How do you tend to cope when you’re feeling on edge? Talk to a friend? Go to the gym? Eat? A lot of us choose the third option. And when you emotionally eat, it isn’t likely you’re chowing down on fruit salad. Emotional eating is often linked to overconsumption of carbohydrate-dense foods, sweets and empty calories. Stress eating often occurs in restrained eaters or those who are dieting. A recent study examined whether individuals would have more success with weight loss while participating in a stress management program.
High levels of stress have been shown to be associated with higher body mass index (BMI) and larger waist circumference. A team of researchers sought to determine whether stress management coupled with dietary intervention would promote greater weight loss than dietary intervention alone. Low calorie diet restrictions often initially result in weight loss, but without stress management and behavior change techniques results are often unsustainable. The researchers divided 34 obese, middle-aged women into two groups. The intervention group was instructed to consume a low calorie, balanced diet during the 8-week study, while also participating in a stress management program. The control group solely consumed the low calorie, balanced diet with no help in stress management or behavior change.
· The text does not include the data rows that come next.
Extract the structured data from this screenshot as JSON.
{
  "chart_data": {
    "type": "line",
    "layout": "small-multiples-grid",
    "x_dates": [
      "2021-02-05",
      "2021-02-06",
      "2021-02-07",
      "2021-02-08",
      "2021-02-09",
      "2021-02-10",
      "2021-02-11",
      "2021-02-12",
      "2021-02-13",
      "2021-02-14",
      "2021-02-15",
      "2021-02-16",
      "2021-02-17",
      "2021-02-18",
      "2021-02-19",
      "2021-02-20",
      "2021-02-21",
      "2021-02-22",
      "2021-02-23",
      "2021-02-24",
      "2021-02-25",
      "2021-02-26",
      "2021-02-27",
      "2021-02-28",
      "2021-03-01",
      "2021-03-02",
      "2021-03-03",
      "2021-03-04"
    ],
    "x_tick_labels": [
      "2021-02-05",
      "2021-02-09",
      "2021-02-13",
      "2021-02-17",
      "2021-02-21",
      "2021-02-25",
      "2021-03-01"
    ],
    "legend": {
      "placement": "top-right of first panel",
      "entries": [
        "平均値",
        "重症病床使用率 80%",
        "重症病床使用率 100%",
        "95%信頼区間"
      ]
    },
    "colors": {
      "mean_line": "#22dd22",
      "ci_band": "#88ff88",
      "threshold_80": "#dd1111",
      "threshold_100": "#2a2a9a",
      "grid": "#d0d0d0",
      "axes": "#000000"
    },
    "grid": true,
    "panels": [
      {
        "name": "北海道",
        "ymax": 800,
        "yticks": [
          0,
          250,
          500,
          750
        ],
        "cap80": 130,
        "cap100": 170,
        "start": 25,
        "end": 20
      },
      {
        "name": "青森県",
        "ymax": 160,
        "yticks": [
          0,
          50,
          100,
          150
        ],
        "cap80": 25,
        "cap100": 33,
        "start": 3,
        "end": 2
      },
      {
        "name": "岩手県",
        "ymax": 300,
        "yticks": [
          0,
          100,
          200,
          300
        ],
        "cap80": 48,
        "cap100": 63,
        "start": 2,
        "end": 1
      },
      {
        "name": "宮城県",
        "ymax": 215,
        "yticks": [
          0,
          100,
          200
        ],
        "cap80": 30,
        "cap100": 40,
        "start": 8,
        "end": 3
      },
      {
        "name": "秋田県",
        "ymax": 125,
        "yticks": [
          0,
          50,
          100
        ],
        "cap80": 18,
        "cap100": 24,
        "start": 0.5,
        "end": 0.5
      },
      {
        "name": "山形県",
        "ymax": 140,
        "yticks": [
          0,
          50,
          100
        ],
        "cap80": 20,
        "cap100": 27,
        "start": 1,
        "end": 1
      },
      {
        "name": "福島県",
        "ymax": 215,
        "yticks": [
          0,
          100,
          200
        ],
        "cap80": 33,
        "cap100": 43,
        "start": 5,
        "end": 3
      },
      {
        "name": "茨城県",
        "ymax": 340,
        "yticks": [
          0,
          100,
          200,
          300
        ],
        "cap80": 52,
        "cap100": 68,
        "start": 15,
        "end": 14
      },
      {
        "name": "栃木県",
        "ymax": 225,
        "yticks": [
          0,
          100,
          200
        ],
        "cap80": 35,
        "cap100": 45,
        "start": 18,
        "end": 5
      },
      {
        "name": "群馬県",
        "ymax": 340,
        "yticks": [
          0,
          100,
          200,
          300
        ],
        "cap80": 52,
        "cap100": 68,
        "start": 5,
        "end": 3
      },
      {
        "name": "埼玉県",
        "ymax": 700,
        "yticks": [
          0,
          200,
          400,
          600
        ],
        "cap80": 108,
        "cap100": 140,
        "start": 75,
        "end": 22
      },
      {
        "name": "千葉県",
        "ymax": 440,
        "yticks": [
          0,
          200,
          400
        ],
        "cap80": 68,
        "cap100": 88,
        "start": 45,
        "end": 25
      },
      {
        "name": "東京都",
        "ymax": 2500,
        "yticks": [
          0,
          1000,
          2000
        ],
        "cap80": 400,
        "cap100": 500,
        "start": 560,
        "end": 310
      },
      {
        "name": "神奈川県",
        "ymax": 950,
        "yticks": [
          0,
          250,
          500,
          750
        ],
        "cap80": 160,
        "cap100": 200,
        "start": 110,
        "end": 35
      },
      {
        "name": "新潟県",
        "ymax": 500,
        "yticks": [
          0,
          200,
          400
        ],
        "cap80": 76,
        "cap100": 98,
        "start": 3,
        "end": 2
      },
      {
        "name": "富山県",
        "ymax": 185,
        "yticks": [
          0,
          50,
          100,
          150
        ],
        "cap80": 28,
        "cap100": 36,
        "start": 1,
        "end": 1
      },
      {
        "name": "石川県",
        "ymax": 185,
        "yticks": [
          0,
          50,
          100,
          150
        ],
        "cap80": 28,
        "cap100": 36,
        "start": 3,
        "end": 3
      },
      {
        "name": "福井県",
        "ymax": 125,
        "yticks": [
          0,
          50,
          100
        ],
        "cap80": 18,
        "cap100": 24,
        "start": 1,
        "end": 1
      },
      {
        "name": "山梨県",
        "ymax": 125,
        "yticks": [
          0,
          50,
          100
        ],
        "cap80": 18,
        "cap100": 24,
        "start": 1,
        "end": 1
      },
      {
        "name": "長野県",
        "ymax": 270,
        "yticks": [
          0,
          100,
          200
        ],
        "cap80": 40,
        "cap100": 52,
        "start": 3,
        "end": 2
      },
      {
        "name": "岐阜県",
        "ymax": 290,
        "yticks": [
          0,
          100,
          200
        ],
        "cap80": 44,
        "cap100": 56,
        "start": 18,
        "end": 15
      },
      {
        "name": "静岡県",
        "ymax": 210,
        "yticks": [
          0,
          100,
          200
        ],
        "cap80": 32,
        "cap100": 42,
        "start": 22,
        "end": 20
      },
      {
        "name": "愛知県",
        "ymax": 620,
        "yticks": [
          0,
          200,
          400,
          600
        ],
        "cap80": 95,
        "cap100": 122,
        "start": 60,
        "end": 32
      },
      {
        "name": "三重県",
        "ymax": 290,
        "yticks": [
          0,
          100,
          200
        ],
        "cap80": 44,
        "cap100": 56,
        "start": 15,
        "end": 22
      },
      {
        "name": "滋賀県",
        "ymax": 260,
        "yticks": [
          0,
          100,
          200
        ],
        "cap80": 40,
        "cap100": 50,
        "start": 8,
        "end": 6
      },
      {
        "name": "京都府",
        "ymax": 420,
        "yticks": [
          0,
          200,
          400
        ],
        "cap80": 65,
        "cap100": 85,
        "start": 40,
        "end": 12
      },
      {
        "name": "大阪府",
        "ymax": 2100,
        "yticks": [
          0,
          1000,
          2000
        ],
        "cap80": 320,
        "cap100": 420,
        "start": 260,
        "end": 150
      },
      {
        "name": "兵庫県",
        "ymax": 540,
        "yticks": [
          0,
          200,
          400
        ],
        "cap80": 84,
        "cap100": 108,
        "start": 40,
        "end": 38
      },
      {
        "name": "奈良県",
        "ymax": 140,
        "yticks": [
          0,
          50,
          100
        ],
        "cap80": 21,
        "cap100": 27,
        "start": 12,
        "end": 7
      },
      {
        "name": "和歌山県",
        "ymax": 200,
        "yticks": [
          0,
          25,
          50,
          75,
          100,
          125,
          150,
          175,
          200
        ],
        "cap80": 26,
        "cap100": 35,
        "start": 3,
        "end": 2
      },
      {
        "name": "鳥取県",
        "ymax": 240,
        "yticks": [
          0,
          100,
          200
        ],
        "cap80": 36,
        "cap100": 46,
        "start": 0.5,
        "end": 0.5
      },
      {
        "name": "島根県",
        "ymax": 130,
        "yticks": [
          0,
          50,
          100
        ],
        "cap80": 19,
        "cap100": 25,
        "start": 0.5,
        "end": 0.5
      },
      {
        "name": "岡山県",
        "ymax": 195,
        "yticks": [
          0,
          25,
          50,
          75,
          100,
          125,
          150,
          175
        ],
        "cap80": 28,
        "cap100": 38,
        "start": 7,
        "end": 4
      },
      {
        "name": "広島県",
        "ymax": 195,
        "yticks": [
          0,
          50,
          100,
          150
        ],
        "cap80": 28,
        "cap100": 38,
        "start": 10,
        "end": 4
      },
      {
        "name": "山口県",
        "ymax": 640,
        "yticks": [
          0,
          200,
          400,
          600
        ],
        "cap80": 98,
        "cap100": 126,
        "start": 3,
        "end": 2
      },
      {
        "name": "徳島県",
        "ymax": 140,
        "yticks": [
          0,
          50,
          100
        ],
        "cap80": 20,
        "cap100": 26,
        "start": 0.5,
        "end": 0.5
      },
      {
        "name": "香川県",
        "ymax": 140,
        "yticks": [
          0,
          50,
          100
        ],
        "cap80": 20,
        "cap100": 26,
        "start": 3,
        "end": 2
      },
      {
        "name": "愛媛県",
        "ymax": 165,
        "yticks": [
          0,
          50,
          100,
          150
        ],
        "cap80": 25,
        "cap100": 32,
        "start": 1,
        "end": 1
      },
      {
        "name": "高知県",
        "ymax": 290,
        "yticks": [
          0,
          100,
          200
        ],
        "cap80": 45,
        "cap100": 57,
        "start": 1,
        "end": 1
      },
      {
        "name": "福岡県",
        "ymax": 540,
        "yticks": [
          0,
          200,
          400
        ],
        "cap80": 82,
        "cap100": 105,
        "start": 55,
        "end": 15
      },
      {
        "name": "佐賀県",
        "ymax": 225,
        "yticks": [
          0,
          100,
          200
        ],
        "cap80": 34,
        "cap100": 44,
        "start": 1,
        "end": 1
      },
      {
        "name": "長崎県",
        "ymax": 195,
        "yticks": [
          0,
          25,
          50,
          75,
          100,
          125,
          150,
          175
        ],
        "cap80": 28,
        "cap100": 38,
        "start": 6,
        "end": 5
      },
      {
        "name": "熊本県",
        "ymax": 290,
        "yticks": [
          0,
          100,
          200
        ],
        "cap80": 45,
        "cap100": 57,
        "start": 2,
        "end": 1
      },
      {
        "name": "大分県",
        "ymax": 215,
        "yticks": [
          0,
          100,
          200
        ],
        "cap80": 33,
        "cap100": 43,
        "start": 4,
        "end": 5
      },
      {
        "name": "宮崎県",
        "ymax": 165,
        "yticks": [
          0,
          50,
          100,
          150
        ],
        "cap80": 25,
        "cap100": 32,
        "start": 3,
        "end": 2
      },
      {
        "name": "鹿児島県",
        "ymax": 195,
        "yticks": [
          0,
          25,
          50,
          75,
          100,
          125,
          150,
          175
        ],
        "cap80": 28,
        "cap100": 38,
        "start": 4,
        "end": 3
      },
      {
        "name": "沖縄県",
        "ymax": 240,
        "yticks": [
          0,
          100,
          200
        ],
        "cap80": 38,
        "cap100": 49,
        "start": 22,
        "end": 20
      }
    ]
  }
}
The participants undergoing stress management were exposed to muscle relaxation techniques, breathing exercises and journal writing.
Prior to the study, researchers assessed the women’s weight, as well as their typical eating behaviors, attitudes towards food and perceived stress levels. Results showed that at the end of the study, the participants in the stress management group lost an average of four times as much weight as the participants in the control group.
Bottom Line: While it is impossible to completely get rid of stress, undergoing a quality stress management program can facilitate behavior change and help you develop lifelong healthy habits and a positive relationship with food. This study reiterates the fact that dietary restraint alone is often not successful or sustainable. To assist with your weight loss goals, try surrounding yourself with other people who have similar goals and can offer support. Focus on positive lifestyle habits that can reduce stress such as sleeping seven to nine hours each night, meditating, unplugging from electronics at least one hour before bed, attending a yoga class a few times per week and keeping a stress journal.